Craig Holdrege spearheaded the founding of The Nature Institute in Ghent, NY in 1998 and serves as its director.  His areas of study include philosophy and biology, and he worked for 21 years as a high school biology teacher in Waldorf Schools in Germany and the United States.  Since the 1990s Craig has been involved in teacher training and mentoring high school science teachers and has given many courses for adults in a phenomenological and experiential approach to nature study and biology.  He has written numerous articles, including many on the topic of genetic engineering. His most recent book is Beyond Biotechnology: The Barren Promise of Genetic Engineering (University of Kentucky Press, 2008). 

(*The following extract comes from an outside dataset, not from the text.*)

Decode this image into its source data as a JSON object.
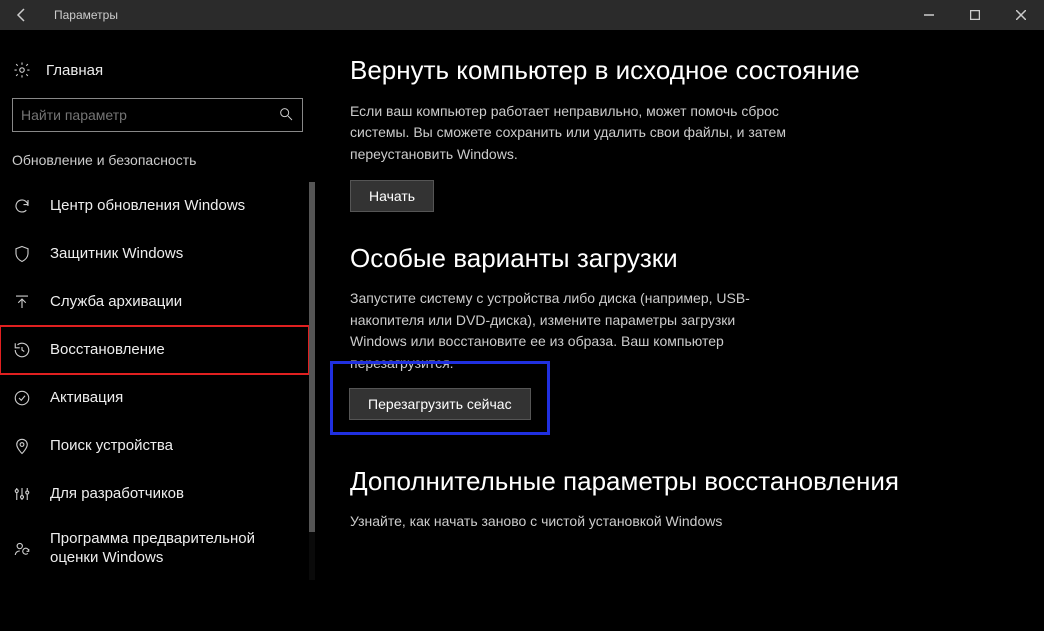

For more information, please contact John Burket, HS Biology and Earth Sciences.

A talk for grades 9-12
Tuesday, March 23, 2010   11:55 am - 12:40 pm

THE FUTURE HISTORY OF THE ARCTIC

Charles Emmerson,
author and geopolitical expert

 

 

 


In The Future History of the Arctic, geopolitics expert Charles Emmerson weaves together the history of the region with reportage and reflection, revealing a vast and complex area of the globe, loaded with opportunity and rich in challenges.  He defines the forces which have shaped the Arctic's history and introduces the players in politics, business, science and society who are struggling to mold its future.  The Arctic is coming of age.  On March 23rd, Mr. Emmerson will tell the story of the Arctic -through the stories of those who live there, those who study it, and those who will determine its destiny.

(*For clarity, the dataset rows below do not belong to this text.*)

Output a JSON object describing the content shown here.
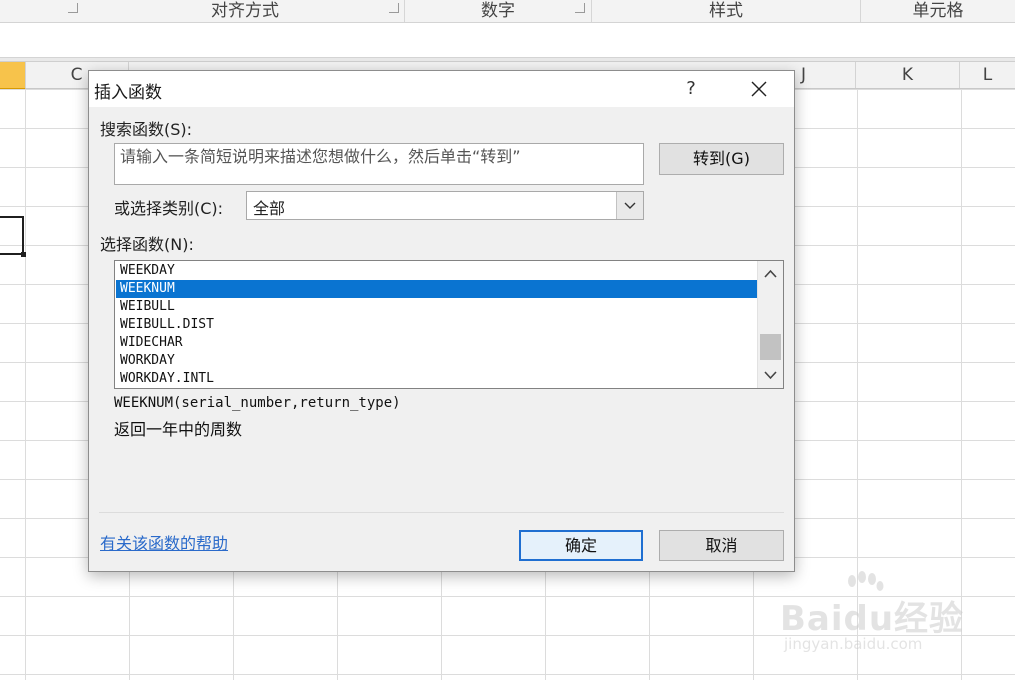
{
  "ribbon": {
    "groups": [
      "对齐方式",
      "数字",
      "样式",
      "单元格"
    ]
  },
  "columns": {
    "visible": [
      "C",
      "J",
      "K",
      "L"
    ]
  },
  "dialog": {
    "title": "插入函数",
    "help_glyph": "?",
    "search_label": "搜索函数(S):",
    "search_placeholder": "请输入一条简短说明来描述您想做什么，然后单击“转到”",
    "goto_label": "转到(G)",
    "category_label": "或选择类别(C):",
    "category_value": "全部",
    "function_list_label": "选择函数(N):",
    "functions": [
      "WEEKDAY",
      "WEEKNUM",
      "WEIBULL",
      "WEIBULL.DIST",
      "WIDECHAR",
      "WORKDAY",
      "WORKDAY.INTL"
    ],
    "selected_function": "WEEKNUM",
    "signature": "WEEKNUM(serial_number,return_type)",
    "description": "返回一年中的周数",
    "help_link": "有关该函数的帮助",
    "ok_label": "确定",
    "cancel_label": "取消"
  },
  "watermark": {
    "main": "Baidu经验",
    "sub": "jingyan.baidu.com"
  },
  "colors": {
    "selection": "#0a74d1",
    "selected_column": "#f7c34b",
    "link": "#2a6aca"
  }
}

Charles Emmerson has been a Global Leadership Fellow and Associate Director of the World Economic Forum, heading the Forum’s Global Risk Network and acting as their resident geopolitical specialist. Formerly, he worked for the International Crisis Group foreign policy think tank. He graduated top of his class from Oxford University, and, as a recipient of an Entente Cordiale scholarship, studied international relations and international public law at the Institut d’Etudes Politiques de Paris. He now lives in London.

For more information, please contact Mary Anne McGill, the high school librarian.

 

A talk for grades 9-12
Tuesday, April 13, 2010   11:55 am - 12:40 pm

PEARL OF CHINA

Anchee Min, memoirist and novelist

Anchee Min was born in Shanghai in 1957. During the Cultural Revolution, she was ordered by Communist officials to denounce Pearl Buck as an American imperialist. At seventeen, she was sent to a labor collective, where a talent scout for Madame Mao’s Shanghai Film Studio recruited her to work as a movie actress. Min moved to the United States in 1984. Her first book, the memoir Red Azalea, became an international bestseller and was published in twenty countries. Since the completion of Red Azalea, Min has written four subsequent works of historical fiction: Katherine, Becoming Madame Mao, Wild Ginger Empress Orchid and The Last Empress.  Her books attempt to re-record histories that have been falsely written. “If my own history is recorded falsely, how about other people?” she asks. Both critics and writers have praised her work, calling it “historical fiction of the first order.”  Her new novel, Pearl of China  is a fictional account of the 40 years that writer Pearl S. Buck spent in China.